14 May 2014

Wild Pigeons in Michigan

A correspondent of the Detroit Post, writing (from Traverse, Mich, April 5), says that the biennial flight of pigeons to the woods of Northern Michigan began the latter part of March. These birds on their journeyings from the South to the far North stop every two years for two or three nest logs in Michigan, usually coming in immense numbers. On the alternate years, when beech nuts are not abundant in this State, they take some other course in their northward flight. Formerly their first nesting was in Allegan or Ottawa county. Of late they have generally settled first in Shelby, Oceana county, and later in the season in Bernie and Emmet counties. Two years ago they skipped both Oceana and Benzie counties and nested first in Emmet, near Petoskey. This year their first flight was to the same section, but they soon discovered that they bad been fooled by the warm weather further south. The weather about Petoskey was still cold, the bay was frozen over, the snow was deep in the woods, the prospect for good feeding was bad, and after a day or two of apparent irresolution and many erratic flights the birds, as If by common consent, took their course to the neighborhood of Platte River in Benzie county.

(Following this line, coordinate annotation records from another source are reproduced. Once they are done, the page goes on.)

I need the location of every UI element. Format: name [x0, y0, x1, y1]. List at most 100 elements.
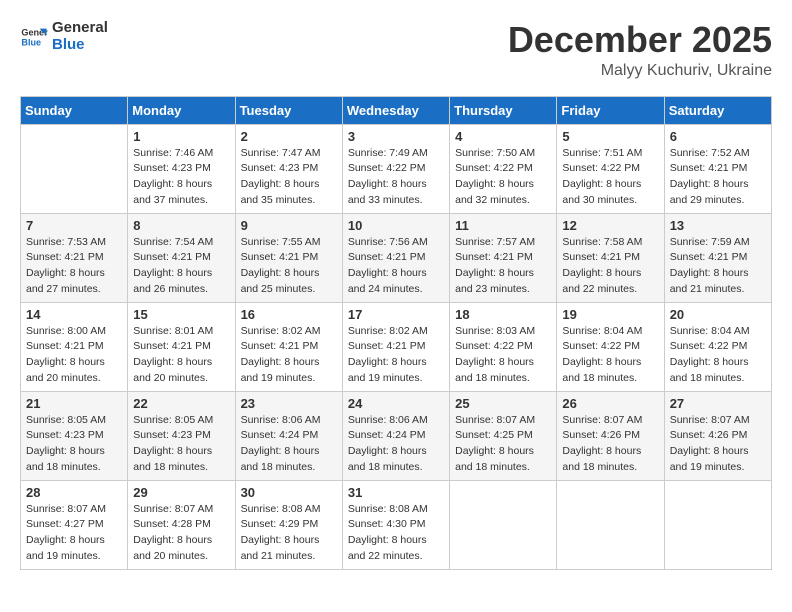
calendar-cell: 19 Sunrise: 8:04 AMSunset: 4:22 PMDayligh… — [557, 302, 664, 391]
day-number: 3 — [348, 129, 444, 144]
calendar-cell: 12Sunrise: 7:58 AMSunset: 4:21 PMDayligh… — [557, 213, 664, 302]
day-info: Sunrise: 8:04 AMSunset: 4:22 PMDaylight:… — [670, 324, 766, 387]
calendar-cell: 13 Sunrise: 7:59 AMSunset: 4:21 PMDayligh… — [664, 213, 771, 302]
day-info: Sunrise: 8:08 AMSunset: 4:30 PMDaylight:… — [348, 502, 444, 565]
day-info: Sunrise: 8:03 AMSunset: 4:22 PMDaylight:… — [455, 324, 551, 387]
day-number: 7 — [26, 218, 122, 233]
day-info: Sunrise: 8:02 AMSunset: 4:21 PMDaylight:… — [241, 324, 337, 387]
day-info: Sunrise: 8:01 AMSunset: 4:21 PMDaylight:… — [133, 324, 229, 387]
day-info: Sunrise: 8:05 AMSunset: 4:23 PMDaylight:… — [133, 413, 229, 476]
calendar-cell: 3 Sunrise: 7:49 AMSunset: 4:22 PMDaylight… — [342, 124, 449, 213]
day-number: 4 — [455, 129, 551, 144]
day-info: Sunrise: 7:57 AMSunset: 4:21 PMDaylight:… — [455, 235, 551, 298]
day-number: 27 — [670, 396, 766, 411]
day-number: 2 — [241, 129, 337, 144]
location-subtitle: Malyy Kuchuriv, Ukraine — [508, 62, 772, 80]
day-number: 14 — [26, 307, 122, 322]
day-info: Sunrise: 7:56 AMSunset: 4:21 PMDaylight:… — [348, 235, 444, 298]
weekday-header-saturday: Saturday — [664, 96, 771, 124]
day-info: Sunrise: 8:02 AMSunset: 4:21 PMDaylight:… — [348, 324, 444, 387]
day-info: Sunrise: 8:08 AMSunset: 4:29 PMDaylight:… — [241, 502, 337, 565]
calendar-cell: 21 Sunrise: 8:05 AMSunset: 4:23 PMDayligh… — [21, 391, 128, 480]
calendar-week-row: 1 Sunrise: 7:46 AMSunset: 4:23 PMDaylight… — [21, 124, 772, 213]
month-year-title: December 2025 — [508, 20, 772, 60]
title-block: December 2025 Malyy Kuchuriv, Ukraine — [508, 20, 772, 80]
weekday-header-friday: Friday — [557, 96, 664, 124]
day-number: 24 — [348, 396, 444, 411]
weekday-header-sunday: Sunday — [21, 96, 128, 124]
calendar-cell: 6Sunrise: 7:52 AMSunset: 4:21 PMDaylight… — [664, 124, 771, 213]
weekday-header-wednesday: Wednesday — [342, 96, 449, 124]
day-number: 21 — [26, 396, 122, 411]
calendar-cell: 24 Sunrise: 8:06 AMSunset: 4:24 PMDayligh… — [342, 391, 449, 480]
calendar-cell: 23Sunrise: 8:06 AMSunset: 4:24 PMDayligh… — [235, 391, 342, 480]
day-number: 6 — [670, 129, 766, 144]
weekday-header-monday: Monday — [128, 96, 235, 124]
day-number: 18 — [455, 307, 551, 322]
calendar-cell: 31Sunrise: 8:08 AMSunset: 4:30 PMDayligh… — [342, 480, 449, 569]
day-number: 19 — [562, 307, 658, 322]
page-header: General Blue General Blue December 2025 … — [20, 20, 772, 80]
day-info: Sunrise: 7:55 AMSunset: 4:21 PMDaylight:… — [241, 235, 337, 298]
calendar-cell: 18 Sunrise: 8:03 AMSunset: 4:22 PMDayligh… — [450, 302, 557, 391]
day-number: 13 — [670, 218, 766, 233]
day-info: Sunrise: 7:47 AMSunset: 4:23 PMDaylight:… — [241, 146, 337, 209]
day-info: Sunrise: 8:06 AMSunset: 4:24 PMDaylight:… — [348, 413, 444, 476]
calendar-cell: 2 Sunrise: 7:47 AMSunset: 4:23 PMDaylight… — [235, 124, 342, 213]
weekday-header-tuesday: Tuesday — [235, 96, 342, 124]
day-number: 1 — [133, 129, 229, 144]
calendar-cell — [450, 480, 557, 569]
logo-text-general: General — [52, 20, 108, 37]
calendar-week-row: 28Sunrise: 8:07 AMSunset: 4:27 PMDayligh… — [21, 480, 772, 569]
day-info: Sunrise: 7:51 AMSunset: 4:22 PMDaylight:… — [562, 146, 658, 209]
calendar-week-row: 14Sunrise: 8:00 AMSunset: 4:21 PMDayligh… — [21, 302, 772, 391]
day-number: 26 — [562, 396, 658, 411]
calendar-header-row: SundayMondayTuesdayWednesdayThursdayFrid… — [21, 96, 772, 124]
day-info: Sunrise: 8:07 AMSunset: 4:25 PMDaylight:… — [455, 413, 551, 476]
calendar-cell: 17 Sunrise: 8:02 AMSunset: 4:21 PMDayligh… — [342, 302, 449, 391]
day-number: 8 — [133, 218, 229, 233]
calendar-cell: 27 Sunrise: 8:07 AMSunset: 4:26 PMDayligh… — [664, 391, 771, 480]
calendar-cell: 26Sunrise: 8:07 AMSunset: 4:26 PMDayligh… — [557, 391, 664, 480]
day-number: 15 — [133, 307, 229, 322]
day-number: 5 — [562, 129, 658, 144]
day-number: 25 — [455, 396, 551, 411]
calendar-cell: 11 Sunrise: 7:57 AMSunset: 4:21 PMDayligh… — [450, 213, 557, 302]
day-number: 11 — [455, 218, 551, 233]
day-number: 20 — [670, 307, 766, 322]
calendar-cell: 5 Sunrise: 7:51 AMSunset: 4:22 PMDaylight… — [557, 124, 664, 213]
day-number: 9 — [241, 218, 337, 233]
day-info: Sunrise: 8:06 AMSunset: 4:24 PMDaylight:… — [241, 413, 337, 476]
weekday-header-thursday: Thursday — [450, 96, 557, 124]
day-info: Sunrise: 7:54 AMSunset: 4:21 PMDaylight:… — [133, 235, 229, 298]
day-info: Sunrise: 8:04 AMSunset: 4:22 PMDaylight:… — [562, 324, 658, 387]
day-number: 17 — [348, 307, 444, 322]
calendar-cell: 29Sunrise: 8:07 AMSunset: 4:28 PMDayligh… — [128, 480, 235, 569]
calendar-cell — [557, 480, 664, 569]
day-info: Sunrise: 7:46 AMSunset: 4:23 PMDaylight:… — [133, 146, 229, 209]
svg-text:Blue: Blue — [21, 37, 41, 47]
calendar-cell: 30 Sunrise: 8:08 AMSunset: 4:29 PMDayligh… — [235, 480, 342, 569]
calendar-cell: 7Sunrise: 7:53 AMSunset: 4:21 PMDaylight… — [21, 213, 128, 302]
day-info: Sunrise: 7:59 AMSunset: 4:21 PMDaylight:… — [670, 235, 766, 298]
calendar-cell: 25 Sunrise: 8:07 AMSunset: 4:25 PMDayligh… — [450, 391, 557, 480]
calendar-cell: 28Sunrise: 8:07 AMSunset: 4:27 PMDayligh… — [21, 480, 128, 569]
day-number: 22 — [133, 396, 229, 411]
calendar-cell: 1 Sunrise: 7:46 AMSunset: 4:23 PMDaylight… — [128, 124, 235, 213]
day-info: Sunrise: 7:49 AMSunset: 4:22 PMDaylight:… — [348, 146, 444, 209]
calendar-cell — [21, 124, 128, 213]
day-number: 12 — [562, 218, 658, 233]
calendar-cell: 8 Sunrise: 7:54 AMSunset: 4:21 PMDaylight… — [128, 213, 235, 302]
day-info: Sunrise: 7:50 AMSunset: 4:22 PMDaylight:… — [455, 146, 551, 209]
day-number: 10 — [348, 218, 444, 233]
calendar-cell: 20 Sunrise: 8:04 AMSunset: 4:22 PMDayligh… — [664, 302, 771, 391]
day-number: 16 — [241, 307, 337, 322]
day-info: Sunrise: 8:07 AMSunset: 4:26 PMDaylight:… — [670, 413, 766, 476]
calendar-cell: 15 Sunrise: 8:01 AMSunset: 4:21 PMDayligh… — [128, 302, 235, 391]
day-info: Sunrise: 8:05 AMSunset: 4:23 PMDaylight:… — [26, 413, 122, 476]
calendar-cell: 22 Sunrise: 8:05 AMSunset: 4:23 PMDayligh… — [128, 391, 235, 480]
day-number: 30 — [241, 485, 337, 500]
calendar-table: SundayMondayTuesdayWednesdayThursdayFrid… — [20, 96, 772, 570]
day-info: Sunrise: 8:07 AMSunset: 4:28 PMDaylight:… — [133, 502, 229, 565]
logo-icon: General Blue — [20, 23, 48, 51]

As a local publication stated at the time, "they came in clouds, millions upon millions. It seemed as if the entire world of pigeons was concentrating at this point. The air was full of them and the sun shut out of sight, and still they came, millions upon millions more." They spread over as area of more than fifteen miles in length and six to eight miles wide, and the prospect for a time was that the nesting would be the most extensive ever known in the State. The news speedily reached all parts of the State, and it is said that in a fortnight's time three thousand hunters — professionals, amateurs, greenhorns — had invaded the country from all directions, surrounding and penetrating the nesting grounds.

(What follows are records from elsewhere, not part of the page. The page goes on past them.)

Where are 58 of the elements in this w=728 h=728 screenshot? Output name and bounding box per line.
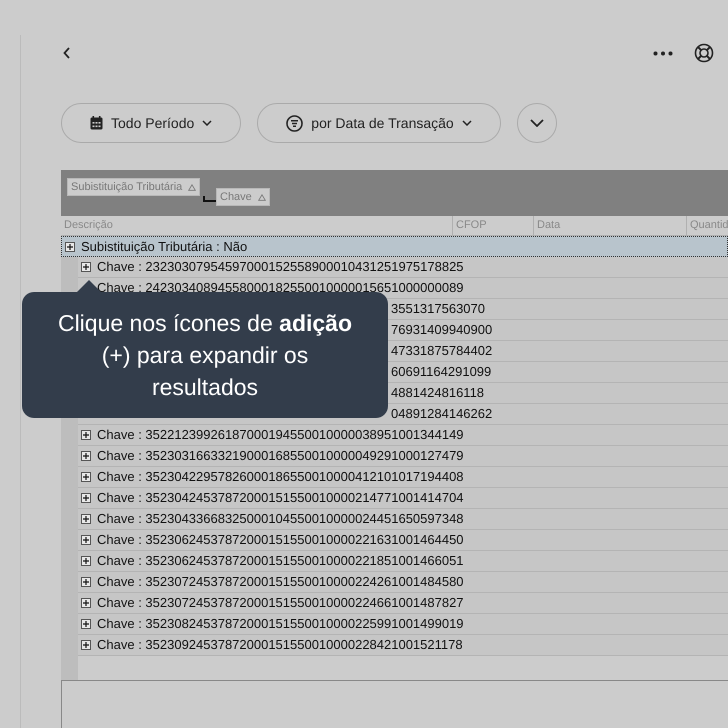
tree-row[interactable]: Chave : 35230624537872000151550010000221851001466051	[78, 551, 728, 572]
filter-icon	[286, 114, 304, 132]
tree-row[interactable]: Chave : 35230724537872000151550010000224661001487827	[78, 593, 728, 614]
filter-dropdown[interactable]: Todo Período	[61, 103, 242, 143]
caret-icon	[462, 120, 472, 126]
expand-toggle[interactable]	[81, 514, 91, 524]
group-row[interactable]: Subistituição Tributária : Não	[61, 236, 728, 257]
expand-toggle[interactable]	[81, 472, 91, 482]
row-label: Chave : 35230824537872000151550010000225991001499019	[97, 615, 464, 634]
expand-toggle[interactable]	[81, 430, 91, 440]
expand-toggle[interactable]	[81, 577, 91, 587]
row-label: Chave : 35230433668325000104550010000024451650597348	[97, 510, 464, 528]
row-label: Chave : 35230724537872000151550010000224661001487827	[97, 594, 464, 612]
row-label: Chave : 23230307954597000152558900010431251975178825	[97, 258, 464, 276]
row-label: Chave : 35230724537872000151550010000224261001484580	[97, 573, 464, 592]
row-label: Chave : 24230340894558000182550010000015651000000089	[97, 279, 464, 298]
row-label: 04891284146262	[391, 405, 492, 424]
filter-dropdown[interactable]: por Data de Transação	[257, 103, 501, 143]
tree-row[interactable]: Chave : 35221239926187000194550010000038951001344149	[78, 425, 728, 446]
tree-row[interactable]: Chave : 35230724537872000151550010000224261001484580	[78, 572, 728, 593]
expand-toggle[interactable]	[81, 451, 91, 461]
expand-toggle[interactable]	[81, 493, 91, 503]
expand-toggle[interactable]	[81, 619, 91, 629]
row-label: Chave : 35230316633219000168550010000049291000127479	[97, 447, 464, 466]
tree-row[interactable]: Chave : 35230422957826000186550010000412101017194408	[78, 467, 728, 488]
tree-row[interactable]: Chave : 35230924537872000151550010000228421001521178	[78, 635, 728, 656]
row-label: 60691164291099	[391, 363, 492, 382]
row-label: 47331875784402	[391, 342, 492, 360]
expand-toggle[interactable]	[81, 262, 91, 272]
lifebuoy-icon[interactable]	[694, 43, 714, 63]
expand-toggle[interactable]	[81, 556, 91, 566]
tree-row[interactable]: Chave : 35230316633219000168550010000049291000127479	[78, 446, 728, 467]
chevron-down-icon	[530, 119, 544, 127]
row-label: Chave : 35230624537872000151550010000221631001464450	[97, 531, 464, 550]
sort-icon	[188, 184, 196, 190]
calendar-icon	[90, 116, 103, 130]
row-label: Chave : 35230924537872000151550010000228421001521178	[97, 636, 463, 654]
row-label: Chave : 35221239926187000194550010000038951001344149	[97, 426, 464, 444]
group-row-label: Subistituição Tributária : Não	[81, 238, 248, 256]
back-icon	[63, 47, 71, 59]
sort-icon	[258, 194, 266, 200]
more-icon[interactable]	[652, 49, 674, 57]
tree-row[interactable]: Chave : 35230424537872000151550010000214771001414704	[78, 488, 728, 509]
row-label: Chave : 35230422957826000186550010000412101017194408	[97, 468, 464, 486]
expand-toggle[interactable]	[65, 242, 75, 252]
tree-row[interactable]: Chave : 23230307954597000152558900010431251975178825	[78, 257, 728, 278]
row-label: Chave : 35230624537872000151550010000221851001466051	[97, 552, 464, 570]
expand-toggle[interactable]	[81, 535, 91, 545]
row-label: 4881424816118	[391, 384, 484, 402]
row-label: 76931409940900	[391, 321, 492, 340]
row-label: Chave : 35230424537872000151550010000214771001414704	[97, 489, 464, 508]
expand-toggle[interactable]	[81, 640, 91, 650]
tree-row[interactable]: Chave : 35230824537872000151550010000225991001499019	[78, 614, 728, 635]
tree-row[interactable]: Chave : 35230433668325000104550010000024451650597348	[78, 509, 728, 530]
expand-toggle[interactable]	[81, 598, 91, 608]
row-label: 3551317563070	[391, 300, 485, 318]
caret-icon	[202, 120, 212, 126]
tree-row[interactable]: Chave : 35230624537872000151550010000221631001464450	[78, 530, 728, 551]
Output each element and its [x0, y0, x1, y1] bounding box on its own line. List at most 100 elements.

It was noticed, however, by old hunters that the birds did not settle down to domestic life as quickly as usual. The roosting birds — that is, those who had not yet mated — outnumbered the nesting birds a hundred to one. Some of the more zealous and inconsiderate sportsmen entered the nesting woods and commenced popping away at the nests themselves, a snow storm followed, high winds prevailed, and many of the roosting birds, disgusted, postponed their anticipated housekeeping, and scattered. The nesting consequently falls far short in magnitude of what was at first expected, though still large in area and containing millions of birds. It scattered along the banks of the Platte River, the townships of Almira, Zeeland, and Homestead. The distance from one end to the other is over ten miles, and the width varies from a few rods to three or four miles. There are, however, numerous long distances between the two extremes where no nests are to be found, and the birds have occasionally changed their ground, so that many of the hunters themselves are very uncertain as to the exact whereabouts of the birds at the present time. In the nests first made the young are about ready to fly, and have been abandoned by the old birds, and in some places, owing to the winds and the constant shooting, the nests have been deserted before any birds were hatched.

One nesting is about the same as another, and the first nest you come to is like the million others in the county. When these migratory birds have mated, decided where to settle, and have staked off their claim, they proceed at once to construct about the slightest nest that will hold an egg and a bird. "Three sticks and a feather" constitute about the material, according to a recent visitor here. The feather is often wanting, but a few more sticks are generally added. The nest is placed in the crotch of a tree, on two forked branches, or anywhere else in the tree where suitable support can be found. Cedar trees along the river bottoms seem to be preferred, but when the nestings are large, beech, and other trees are occupied. From half a dozen to fifty or sixty nests are built in a tree, and only one egg is laid in each nest.

May 29, 1880. Scientific American 42(22): 343-344.